Given two functions, \(f\) and \(g\), you can make:

- their
**sum,**a new function named "\(f+g\)," defined by \( (f+g)(x) = f(x) + g(x) \). - their
**difference,**a new function named "\( f-g \)," defined by \( (f-g)(x) = f(x) - g(x) \). (ALERT: subtract the WHOLE function \(g\), using parentheses!) - their
**product,**a new function named "\( fg\)," defined by \( (fg)(x) = f(x)g(x) \). (ALERT: if the functions have multiple terms, this would require expanding! Again, use parentheses!) - their
**quotient,**a new function named "\( \frac{f}{g} \)," defined by \( \left( \frac{f}{g} \right) (x) = \dfrac{ f(x)}{g(x)} \). (ALERT: any \(x\) such that \(g(x) = 0\) is not allowed in the domain of this new function!)

These functions are defined on domains where both \(f\) and \(g\) are defined, so we say the domain is the intersection of the domains of \(f\) and \(g\). The domain of the quotient of the functions is further restricted because you can't divide by zero.

##### Composing and Decomposing

**Composing **functions: to compose \( (f \circ g)(x) \),

- Translate to nested parentheses \( f(g(x)) \).
- Replace \(g(x) \) with its definition.
- Go through \(f\) and everywhere you see an \(x\), replace it with the whole input expression in parentheses.

Example: for \( f(x) = x^2 + 3 \), \(g(x) = x-1 \),we have \( (f \circ g)(x) = f(g(x)) = f(x-1) = (x-1)^2+3 \).

**Decomposing**: to find \(f\) and \(g\) such that a function \(h = f \circ g\),

- Identify what happened to the input and in what order. Write in words if needed.
- Split the operations at an "and then" phrase.
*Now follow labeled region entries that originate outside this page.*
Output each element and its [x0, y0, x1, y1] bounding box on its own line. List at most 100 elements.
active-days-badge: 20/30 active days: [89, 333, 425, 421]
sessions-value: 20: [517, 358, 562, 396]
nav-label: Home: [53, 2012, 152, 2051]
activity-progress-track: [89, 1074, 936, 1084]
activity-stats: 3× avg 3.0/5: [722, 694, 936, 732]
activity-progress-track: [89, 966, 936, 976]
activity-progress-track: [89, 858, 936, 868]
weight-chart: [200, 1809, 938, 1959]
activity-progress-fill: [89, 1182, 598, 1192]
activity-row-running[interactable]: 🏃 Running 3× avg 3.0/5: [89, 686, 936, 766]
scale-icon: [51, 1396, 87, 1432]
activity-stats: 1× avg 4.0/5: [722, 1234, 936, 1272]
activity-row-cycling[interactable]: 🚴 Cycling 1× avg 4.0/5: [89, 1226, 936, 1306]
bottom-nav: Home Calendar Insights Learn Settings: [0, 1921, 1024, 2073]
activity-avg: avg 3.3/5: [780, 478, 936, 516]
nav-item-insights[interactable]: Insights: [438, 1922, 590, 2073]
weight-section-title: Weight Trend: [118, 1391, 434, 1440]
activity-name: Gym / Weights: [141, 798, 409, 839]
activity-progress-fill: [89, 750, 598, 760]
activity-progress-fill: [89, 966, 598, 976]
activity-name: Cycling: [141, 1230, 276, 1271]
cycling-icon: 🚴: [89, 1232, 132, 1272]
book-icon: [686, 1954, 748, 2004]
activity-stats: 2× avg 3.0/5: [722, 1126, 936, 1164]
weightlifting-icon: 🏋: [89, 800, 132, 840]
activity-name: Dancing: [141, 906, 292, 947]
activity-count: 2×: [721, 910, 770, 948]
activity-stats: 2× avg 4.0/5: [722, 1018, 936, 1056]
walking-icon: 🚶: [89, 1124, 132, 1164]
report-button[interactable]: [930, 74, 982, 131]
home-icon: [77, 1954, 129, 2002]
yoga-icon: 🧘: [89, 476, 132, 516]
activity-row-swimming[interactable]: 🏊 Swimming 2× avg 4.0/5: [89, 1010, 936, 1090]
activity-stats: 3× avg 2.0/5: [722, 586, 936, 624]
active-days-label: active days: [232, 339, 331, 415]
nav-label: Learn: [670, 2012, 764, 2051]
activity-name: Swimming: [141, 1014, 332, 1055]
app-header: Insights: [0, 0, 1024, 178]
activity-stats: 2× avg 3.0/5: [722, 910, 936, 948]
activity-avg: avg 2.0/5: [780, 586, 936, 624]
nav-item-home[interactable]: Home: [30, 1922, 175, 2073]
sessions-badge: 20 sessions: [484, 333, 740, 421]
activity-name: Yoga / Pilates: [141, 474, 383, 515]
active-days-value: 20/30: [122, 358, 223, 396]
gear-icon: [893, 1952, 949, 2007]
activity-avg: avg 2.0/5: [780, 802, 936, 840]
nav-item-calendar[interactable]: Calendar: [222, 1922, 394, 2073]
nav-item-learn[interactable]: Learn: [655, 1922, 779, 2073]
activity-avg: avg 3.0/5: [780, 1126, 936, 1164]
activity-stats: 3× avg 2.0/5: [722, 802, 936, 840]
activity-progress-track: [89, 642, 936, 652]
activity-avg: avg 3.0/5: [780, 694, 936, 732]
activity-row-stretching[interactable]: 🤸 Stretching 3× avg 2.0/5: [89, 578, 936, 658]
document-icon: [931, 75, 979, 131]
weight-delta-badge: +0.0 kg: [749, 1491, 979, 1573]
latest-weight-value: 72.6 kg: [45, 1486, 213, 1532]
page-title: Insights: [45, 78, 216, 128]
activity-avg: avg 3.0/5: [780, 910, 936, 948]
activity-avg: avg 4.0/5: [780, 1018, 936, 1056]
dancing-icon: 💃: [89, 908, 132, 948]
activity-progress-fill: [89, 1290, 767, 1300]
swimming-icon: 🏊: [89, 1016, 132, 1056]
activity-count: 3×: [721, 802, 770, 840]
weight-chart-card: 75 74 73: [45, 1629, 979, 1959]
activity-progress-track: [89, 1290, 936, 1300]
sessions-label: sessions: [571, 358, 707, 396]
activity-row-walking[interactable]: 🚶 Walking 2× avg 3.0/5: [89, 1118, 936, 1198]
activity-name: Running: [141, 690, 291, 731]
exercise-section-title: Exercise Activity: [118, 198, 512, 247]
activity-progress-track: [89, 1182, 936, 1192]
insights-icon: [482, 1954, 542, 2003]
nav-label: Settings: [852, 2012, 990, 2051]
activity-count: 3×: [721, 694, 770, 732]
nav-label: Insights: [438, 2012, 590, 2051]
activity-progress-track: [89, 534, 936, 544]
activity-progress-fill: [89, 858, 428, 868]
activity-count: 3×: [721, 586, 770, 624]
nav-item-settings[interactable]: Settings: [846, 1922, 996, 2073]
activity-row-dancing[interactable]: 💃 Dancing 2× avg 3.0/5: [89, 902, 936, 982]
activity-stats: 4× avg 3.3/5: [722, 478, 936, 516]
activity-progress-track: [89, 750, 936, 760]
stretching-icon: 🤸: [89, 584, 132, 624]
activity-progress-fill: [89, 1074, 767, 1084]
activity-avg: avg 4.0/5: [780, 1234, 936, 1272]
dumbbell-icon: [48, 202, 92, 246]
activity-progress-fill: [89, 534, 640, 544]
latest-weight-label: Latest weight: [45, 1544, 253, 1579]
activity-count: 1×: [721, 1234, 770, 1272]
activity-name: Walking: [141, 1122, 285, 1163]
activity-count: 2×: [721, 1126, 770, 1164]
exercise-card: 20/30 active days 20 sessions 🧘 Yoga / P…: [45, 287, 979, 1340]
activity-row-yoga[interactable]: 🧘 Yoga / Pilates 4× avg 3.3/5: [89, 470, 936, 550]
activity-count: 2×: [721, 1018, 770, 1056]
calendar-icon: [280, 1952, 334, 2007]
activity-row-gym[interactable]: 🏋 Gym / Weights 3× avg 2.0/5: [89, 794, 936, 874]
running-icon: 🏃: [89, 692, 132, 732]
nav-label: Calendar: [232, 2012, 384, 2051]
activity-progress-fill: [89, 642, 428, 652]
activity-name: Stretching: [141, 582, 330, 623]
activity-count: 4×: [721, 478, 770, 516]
Use the first activities as the inside function \( g\) and the later activities as \(f\).
- Check answer by composing to see if it matches \(h\).

Example: \( h(x) = \sqrt{ x+2} \) is "add 2 to the input, and then take the square root." Then \( g(x) = x+2\) and \( f(x) = \sqrt{x} \).

##### Horizontal Line Test (HLT)

If there is **any place **on the graph of a function where you can draw a** horizontal line intersecting the graph multiple times,** then it is**not**one-to-one.

##### Finding the Inverse of a Function

To find the inverse of a one-to-one function \(f (x)\),

- Replace "\(f(x)\)" with "\(y\)."
- Solve this equation for \(x\) in terms of \(y\), if possible.
- Swap the variable names: replace all the \(x\)'s with \(y\)'s and vice versa.
- Replace \(y\) with "\(f^{-1}(x)\)."

Note: in an application problem, the variable names are usually descriptive in some way, so skip Step 3 in those.